Nous sommes en chemin, nous marchons, nous marchons ; tu as mis la lumière de tes pas dans l'ombre des miens ; nous cheminons, nous cheminons - exode ou méthode qui sait ? - nous allongeons le pas dans la poussière que nous ont léguée d'autres promeneurs ; nous devisons, nous faisons commerce de langues et de silences. Rien ne nous pousse, rien ne nous presse. Nous laissons la fatigue sur l'herbe du talus où nous avons marqué notre halte, nous prêtons l'oreille à l'insecte qui s'est hissé jusqu'à la cime d'une graminée, tu lis le vol d'une corneille, nous nous arrêtons plus loin, au bord d'un ruisseau où je prête ma voix au journal de Matsuo Munefusa, dit Bashô.
Mois et jours sont passants perpétuels, les ans qui se relaient pareillement sont voyageurs. Celui qui sur une barque vogue sa vie entière, celui qui la main au mors d'un cheval s'en va au devant de sa vieillesse, jour après jour voyage, du voyage fait son gîte. Des Anciens du reste, nombreux furent ceux qui en voyage moururent.

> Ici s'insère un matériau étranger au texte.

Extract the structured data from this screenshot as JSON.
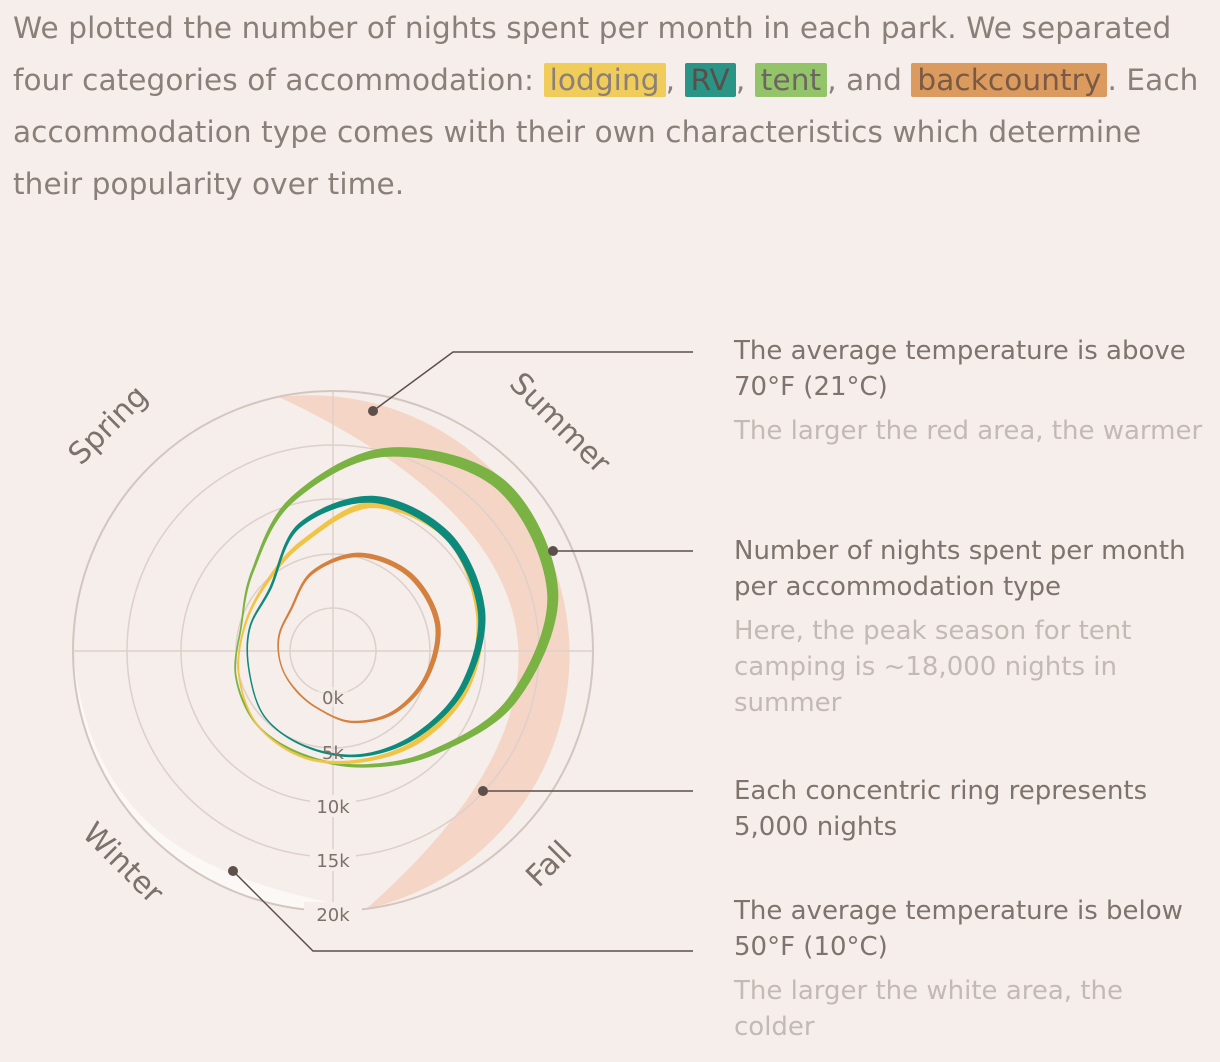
{
  "intro": {
    "text_before": "We plotted the number of nights spent per month in each park. We separated four categories of accommodation: ",
    "lodging": "lodging",
    "sep1": ", ",
    "rv": "RV",
    "sep2": ", ",
    "tent": "tent",
    "sep3": ", and ",
    "backcountry": "backcountry",
    "text_after": ". Each accommodation type comes with their own characteristics which determine their popularity over time."
  },
  "seasons": {
    "spring": "Spring",
    "summer": "Summer",
    "fall": "Fall",
    "winter": "Winter"
  },
  "rings": [
    "0k",
    "5k",
    "10k",
    "15k",
    "20k"
  ],
  "annotations": [
    {
      "main": "The average temperature is above 70°F (21°C)",
      "sub": "The larger the red area, the warmer"
    },
    {
      "main": "Number of nights spent per month per accommodation type",
      "sub": "Here, the peak season for tent camping is ~18,000 nights in summer"
    },
    {
      "main": "Each concentric ring represents 5,000 nights",
      "sub": ""
    },
    {
      "main": "The average temperature is below 50°F (10°C)",
      "sub": "The larger the white area, the colder"
    }
  ],
  "colors": {
    "lodging": "#f0c445",
    "rv": "#0e8a7c",
    "tent": "#7ab343",
    "backcountry": "#d4803e",
    "warm_area": "#f5d6c6",
    "cold_area": "#fbf8f6",
    "ring": "#ddd0ca",
    "leader": "#5d4f4a"
  },
  "series": [
    {
      "name": "tent",
      "r": [
        5800,
        5300,
        4800,
        6500,
        10500,
        15000,
        17800,
        17000,
        13200,
        9200,
        7000,
        6000
      ],
      "rw": [
        0.35,
        0.3,
        0.3,
        0.5,
        1.0,
        1.6,
        2.0,
        1.9,
        1.6,
        1.0,
        0.6,
        0.4
      ]
    },
    {
      "name": "lodging",
      "r": [
        5800,
        5000,
        4500,
        4800,
        6500,
        10000,
        11000,
        10000,
        8800,
        7500,
        6500,
        6200
      ],
      "rw": [
        0.3,
        0.3,
        0.35,
        0.55,
        0.8,
        1.2,
        1.3,
        1.25,
        1.1,
        0.9,
        0.6,
        0.4
      ]
    },
    {
      "name": "RV",
      "r": [
        4800,
        4000,
        4000,
        4200,
        8000,
        10500,
        11000,
        10200,
        8500,
        7000,
        6000,
        5200
      ],
      "rw": [
        0.25,
        0.25,
        0.3,
        0.45,
        0.8,
        1.2,
        1.3,
        1.25,
        1.05,
        0.85,
        0.5,
        0.35
      ]
    },
    {
      "name": "backcountry",
      "r": [
        1000,
        1000,
        1200,
        1500,
        3500,
        5200,
        6000,
        6000,
        5000,
        4000,
        2800,
        1500
      ],
      "rw": [
        0.3,
        0.25,
        0.3,
        0.4,
        0.6,
        0.8,
        0.9,
        0.9,
        0.8,
        0.6,
        0.4,
        0.3
      ]
    }
  ]
}
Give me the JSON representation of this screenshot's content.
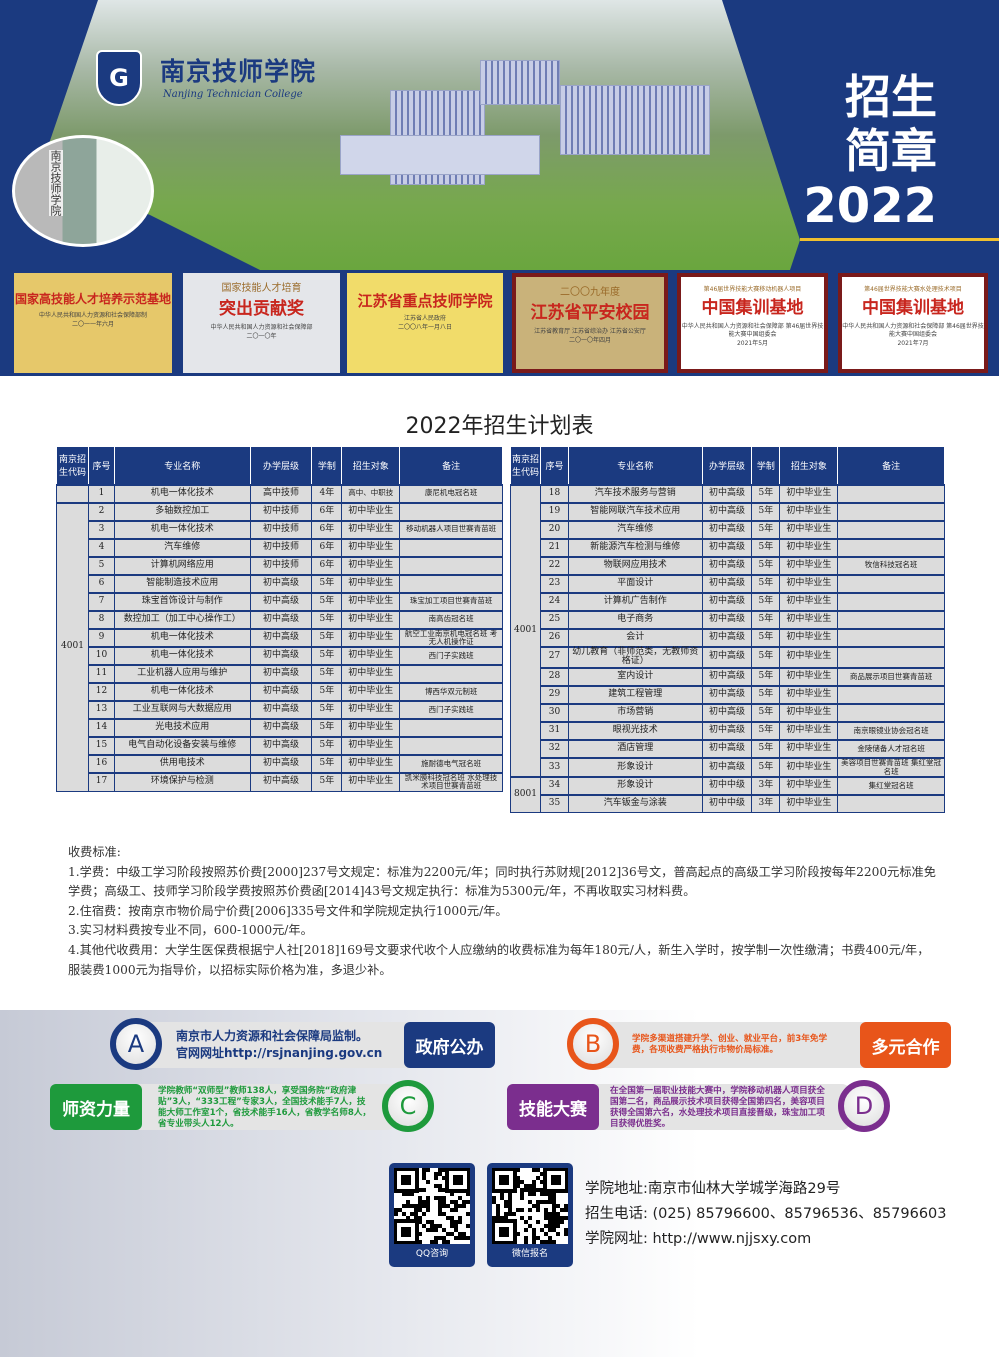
{
  "header": {
    "school_cn": "南京技师学院",
    "school_en": "Nanjing Technician College",
    "logo_letter": "G",
    "gate_sign": "南京技师学院",
    "title_line1": "招生",
    "title_line2": "简章",
    "year": "2022"
  },
  "awards": [
    {
      "top": "",
      "main": "国家高技能人才培养示范基地",
      "issuer": "中华人民共和国人力资源和社会保障部制",
      "date": "二〇一一年六月"
    },
    {
      "top": "国家技能人才培育",
      "main": "突出贡献奖",
      "issuer": "中华人民共和国人力资源和社会保障部",
      "date": "二〇一〇年"
    },
    {
      "top": "",
      "main": "江苏省重点技师学院",
      "issuer": "江苏省人民政府",
      "date": "二〇〇八年一月八日"
    },
    {
      "top": "二〇〇九年度",
      "main": "江苏省平安校园",
      "issuer": "江苏省教育厅 江苏省综治办 江苏省公安厅",
      "date": "二〇一〇年四月"
    },
    {
      "top": "第46届世界技能大赛移动机器人项目",
      "main": "中国集训基地",
      "issuer": "中华人民共和国人力资源和社会保障部 第46届世界技能大赛中国组委会",
      "date": "2021年5月"
    },
    {
      "top": "第46届世界技能大赛水处理技术项目",
      "main": "中国集训基地",
      "issuer": "中华人民共和国人力资源和社会保障部 第46届世界技能大赛中国组委会",
      "date": "2021年7月"
    }
  ],
  "plan": {
    "title": "2022年招生计划表",
    "headers": [
      "南京招生代码",
      "序号",
      "专业名称",
      "办学层级",
      "学制",
      "招生对象",
      "备注"
    ],
    "left": [
      {
        "code": "",
        "rows": [
          [
            "1",
            "机电一体化技术",
            "高中技师",
            "4年",
            "高中、中职技",
            "康尼机电冠名班"
          ]
        ]
      },
      {
        "code": "4001",
        "rows": [
          [
            "2",
            "多轴数控加工",
            "初中技师",
            "6年",
            "初中毕业生",
            ""
          ],
          [
            "3",
            "机电一体化技术",
            "初中技师",
            "6年",
            "初中毕业生",
            "移动机器人项目世赛青苗班"
          ],
          [
            "4",
            "汽车维修",
            "初中技师",
            "6年",
            "初中毕业生",
            ""
          ],
          [
            "5",
            "计算机网络应用",
            "初中技师",
            "6年",
            "初中毕业生",
            ""
          ],
          [
            "6",
            "智能制造技术应用",
            "初中高级",
            "5年",
            "初中毕业生",
            ""
          ],
          [
            "7",
            "珠宝首饰设计与制作",
            "初中高级",
            "5年",
            "初中毕业生",
            "珠宝加工项目世赛青苗班"
          ],
          [
            "8",
            "数控加工（加工中心操作工）",
            "初中高级",
            "5年",
            "初中毕业生",
            "南高齿冠名班"
          ],
          [
            "9",
            "机电一体化技术",
            "初中高级",
            "5年",
            "初中毕业生",
            "航空工业南京机电冠名班 考无人机操作证"
          ],
          [
            "10",
            "机电一体化技术",
            "初中高级",
            "5年",
            "初中毕业生",
            "西门子实践班"
          ],
          [
            "11",
            "工业机器人应用与维护",
            "初中高级",
            "5年",
            "初中毕业生",
            ""
          ],
          [
            "12",
            "机电一体化技术",
            "初中高级",
            "5年",
            "初中毕业生",
            "博西华双元制班"
          ],
          [
            "13",
            "工业互联网与大数据应用",
            "初中高级",
            "5年",
            "初中毕业生",
            "西门子实践班"
          ],
          [
            "14",
            "光电技术应用",
            "初中高级",
            "5年",
            "初中毕业生",
            ""
          ],
          [
            "15",
            "电气自动化设备安装与维修",
            "初中高级",
            "5年",
            "初中毕业生",
            ""
          ],
          [
            "16",
            "供用电技术",
            "初中高级",
            "5年",
            "初中毕业生",
            "施耐德电气冠名班"
          ],
          [
            "17",
            "环境保护与检测",
            "初中高级",
            "5年",
            "初中毕业生",
            "凯米膜科技冠名班 水处理技术项目世赛青苗班"
          ]
        ]
      }
    ],
    "right": [
      {
        "code": "4001",
        "rows": [
          [
            "18",
            "汽车技术服务与营销",
            "初中高级",
            "5年",
            "初中毕业生",
            ""
          ],
          [
            "19",
            "智能网联汽车技术应用",
            "初中高级",
            "5年",
            "初中毕业生",
            ""
          ],
          [
            "20",
            "汽车维修",
            "初中高级",
            "5年",
            "初中毕业生",
            ""
          ],
          [
            "21",
            "新能源汽车检测与维修",
            "初中高级",
            "5年",
            "初中毕业生",
            ""
          ],
          [
            "22",
            "物联网应用技术",
            "初中高级",
            "5年",
            "初中毕业生",
            "牧信科技冠名班"
          ],
          [
            "23",
            "平面设计",
            "初中高级",
            "5年",
            "初中毕业生",
            ""
          ],
          [
            "24",
            "计算机广告制作",
            "初中高级",
            "5年",
            "初中毕业生",
            ""
          ],
          [
            "25",
            "电子商务",
            "初中高级",
            "5年",
            "初中毕业生",
            ""
          ],
          [
            "26",
            "会计",
            "初中高级",
            "5年",
            "初中毕业生",
            ""
          ],
          [
            "27",
            "幼儿教育（非师范类，无教师资格证）",
            "初中高级",
            "5年",
            "初中毕业生",
            ""
          ],
          [
            "28",
            "室内设计",
            "初中高级",
            "5年",
            "初中毕业生",
            "商品展示项目世赛青苗班"
          ],
          [
            "29",
            "建筑工程管理",
            "初中高级",
            "5年",
            "初中毕业生",
            ""
          ],
          [
            "30",
            "市场营销",
            "初中高级",
            "5年",
            "初中毕业生",
            ""
          ],
          [
            "31",
            "眼视光技术",
            "初中高级",
            "5年",
            "初中毕业生",
            "南京眼镜业协会冠名班"
          ],
          [
            "32",
            "酒店管理",
            "初中高级",
            "5年",
            "初中毕业生",
            "金陵储备人才冠名班"
          ],
          [
            "33",
            "形象设计",
            "初中高级",
            "5年",
            "初中毕业生",
            "美容项目世赛青苗班 集红堂冠名班"
          ]
        ]
      },
      {
        "code": "8001",
        "rows": [
          [
            "34",
            "形象设计",
            "初中中级",
            "3年",
            "初中毕业生",
            "集红堂冠名班"
          ],
          [
            "35",
            "汽车钣金与涂装",
            "初中中级",
            "3年",
            "初中毕业生",
            ""
          ]
        ]
      }
    ]
  },
  "fees": {
    "title": "收费标准:",
    "items": [
      "1.学费：中级工学习阶段按照苏价费[2000]237号文规定：标准为2200元/年；同时执行苏财规[2012]36号文，普高起点的高级工学习阶段按每年2200元标准免学费；高级工、技师学习阶段学费按照苏价费函[2014]43号文规定执行：标准为5300元/年，不再收取实习材料费。",
      "2.住宿费：按南京市物价局宁价费[2006]335号文件和学院规定执行1000元/年。",
      "3.实习材料费按专业不同，600-1000元/年。",
      "4.其他代收费用：大学生医保费根据宁人社[2018]169号文要求代收个人应缴纳的收费标准为每年180元/人，新生入学时，按学制一次性缴清；书费400元/年，服装费1000元为指导价，以招标实际价格为准，多退少补。"
    ]
  },
  "features": {
    "a": {
      "letter": "A",
      "tag": "政府公办",
      "line1": "南京市人力资源和社会保障局监制。",
      "line2": "官网网址http://rsjnanjing.gov.cn",
      "color": "#1b3a80"
    },
    "b": {
      "letter": "B",
      "tag": "多元合作",
      "text": "学院多渠道搭建升学、创业、就业平台，前3年免学费，各项收费严格执行市物价局标准。",
      "color": "#e8551a"
    },
    "c": {
      "letter": "C",
      "tag": "师资力量",
      "text": "学院教师“双师型”教师138人，享受国务院“政府津贴”3人，“333工程”专家3人，全国技术能手7人，技能大师工作室1个，省技术能手16人，省教学名师8人，省专业带头人12人。",
      "color": "#1e9a3c"
    },
    "d": {
      "letter": "D",
      "tag": "技能大赛",
      "text": "在全国第一届职业技能大赛中，学院移动机器人项目获全国第二名，商品展示技术项目获得全国第四名，美容项目获得全国第六名，水处理技术项目直接晋级，珠宝加工项目获得优胜奖。",
      "color": "#7b2e8e"
    }
  },
  "qr": [
    {
      "label": "QQ咨询"
    },
    {
      "label": "微信报名"
    }
  ],
  "contact": {
    "address": "学院地址:南京市仙林大学城学海路29号",
    "phone": "招生电话: (025) 85796600、85796536、85796603",
    "website": "学院网址: http://www.njjsxy.com"
  }
}
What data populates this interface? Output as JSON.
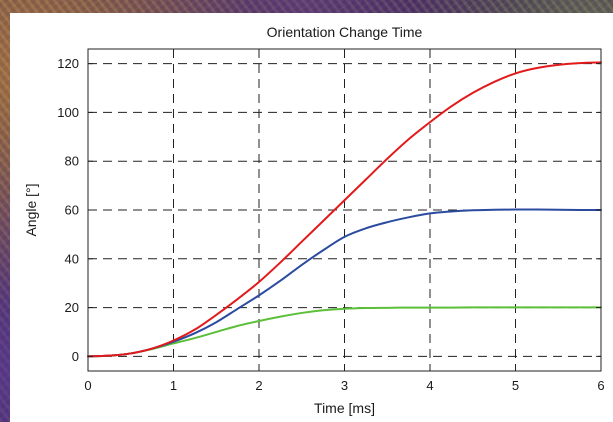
{
  "chart_data": {
    "type": "line",
    "title": "Orientation Change Time",
    "xlabel": "Time [ms]",
    "ylabel": "Angle [°]",
    "xlim": [
      0,
      6
    ],
    "ylim": [
      -6,
      126
    ],
    "xticks": [
      0,
      1,
      2,
      3,
      4,
      5,
      6
    ],
    "yticks": [
      0,
      20,
      40,
      60,
      80,
      100,
      120
    ],
    "grid": true,
    "background": "#ffffff",
    "series": [
      {
        "color": "#e31a1c",
        "x": [
          0,
          0.25,
          0.5,
          0.75,
          1.0,
          1.25,
          1.5,
          1.75,
          2.0,
          2.25,
          2.5,
          2.75,
          3.0,
          3.25,
          3.5,
          3.75,
          4.0,
          4.25,
          4.5,
          4.75,
          5.0,
          5.25,
          5.5,
          5.75,
          6.0
        ],
        "y": [
          0,
          0.3,
          1.2,
          3.2,
          6.5,
          11,
          17,
          23.5,
          30.5,
          38.5,
          47,
          55.5,
          64,
          72.5,
          81,
          89,
          96,
          102.5,
          108,
          112.5,
          116,
          118.2,
          119.5,
          120.2,
          120.5
        ]
      },
      {
        "color": "#2b4ba0",
        "x": [
          0,
          0.25,
          0.5,
          0.75,
          1.0,
          1.25,
          1.5,
          1.75,
          2.0,
          2.25,
          2.5,
          2.75,
          3.0,
          3.25,
          3.5,
          3.75,
          4.0,
          4.25,
          4.5,
          4.75,
          5.0,
          5.25,
          5.5,
          5.75,
          6.0
        ],
        "y": [
          0,
          0.3,
          1.2,
          3.2,
          6,
          9.5,
          14,
          19.5,
          25,
          31,
          37.5,
          43.5,
          49,
          52.5,
          55,
          57,
          58.6,
          59.4,
          59.9,
          60.1,
          60.2,
          60.2,
          60.1,
          60.0,
          60.0
        ]
      },
      {
        "color": "#5cbf3a",
        "x": [
          0,
          0.25,
          0.5,
          0.75,
          1.0,
          1.25,
          1.5,
          1.75,
          2.0,
          2.25,
          2.5,
          2.75,
          3.0,
          3.25,
          3.5,
          3.75,
          4.0,
          4.25,
          4.5,
          4.75,
          5.0,
          5.25,
          5.5,
          5.75,
          6.0
        ],
        "y": [
          0,
          0.3,
          1.2,
          3.0,
          5.3,
          7.5,
          10,
          12.5,
          14.5,
          16.3,
          17.8,
          18.9,
          19.5,
          19.8,
          19.9,
          20.0,
          20.0,
          20.0,
          20.1,
          20.1,
          20.1,
          20.1,
          20.1,
          20.1,
          20.1
        ]
      }
    ]
  }
}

Et moi-même, depuis je ne sais quelle année, lambeau de nuage cédant à l'invite du vent, je n'avais cessé de nourrir des pensers vagabonds...
Et moi-même, lambeau de nuage cédant
à l'invite du vent... Les mots ont écho vers l'amont et nous
ne savons plus qui les a prononcés, ni si je suis Bashô d'avoir
porté sa voix, ni si tu es Bashô, toi, Lecteur compagnon qui
chemines avec moi depuis quelques heures - car, je l'espère, tu
auras pris le temps de chaque phrase, tu auras donné à chaque
mot la chance d'être un caillou voué à la lente érosion
sur la sente où nous allons vers ce lieu-dit du Bout-du-Monde.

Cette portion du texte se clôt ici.